Not everyone realizes this, but used clothing is a much needed global commodity resold in thrift stores and market places worldwide. It is amazing how many people in the US and around the world depend on used clothes for their livelihoods and to support their families. The used clothing industry is creating unprecedented employment and local opportunities for entrepreneurs as much in communities in U.S. as in far flung areas from Africa to Central America. More than one-fourth of all African clothing imports are previously worn.
The EPA recently released the latest statistics on textile waste in the US. In 2010 Americans discarded an estimated 13.1 million tons, which makes up a sizeable 5.3 percent of total municipal solid waste. Astoundingly, only 15 percent of that (or 2 million tons) was recovered for recycling, export or reprocessing. This means that 85 percent of textiles in 2010 ended up in the trash when a lot of these textiles were perfectly re-wearable, reusable, or definitely recyclable. This is the 85% we all need to set in our sights and eliminate.
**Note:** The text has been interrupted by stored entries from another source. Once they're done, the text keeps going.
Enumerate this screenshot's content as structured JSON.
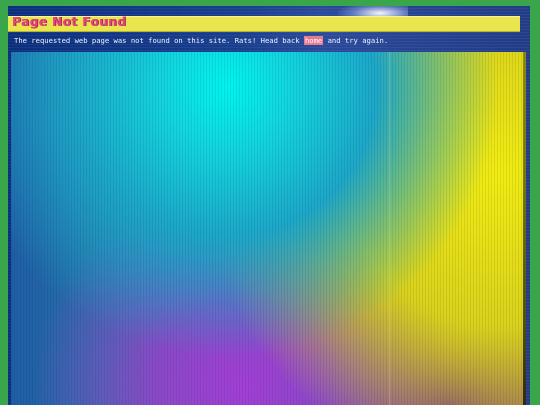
{
  "page": {
    "title": "Page Not Found",
    "message_before": "The requested web page was not found on this site. Rats! Head back ",
    "home_link_label": "home",
    "message_after": " and try again."
  },
  "colors": {
    "page_background": "#3aa64b",
    "title_bar": "#e9e64d",
    "title_text": "#e2467e",
    "link_highlight": "#e77a8e"
  }
}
As if on cue, just last month the Massachusetts Department of Environmental Protection (MassDEP) announced its support for a new campaign to increase public awareness of textile recycling, meant to make a dent on this very figure. This outreach campaign is sponsored by the Secondary Materials and Recycled Textiles Association (SMART), a trade association whose members reclaim, convert and recycle textiles across the globe.
Examples like this, are really encouraging since they highlight the many steps being taken across the country to take textiles out of the waste cycle and give them a second life. The next few years will be quite critical in maintaining the current momentum since there's still a long distance to cover -- over 5 times of what's been covered so far.
There are so many ways that textiles can have a second life! So this time, remember to give that Santa hat a second life too.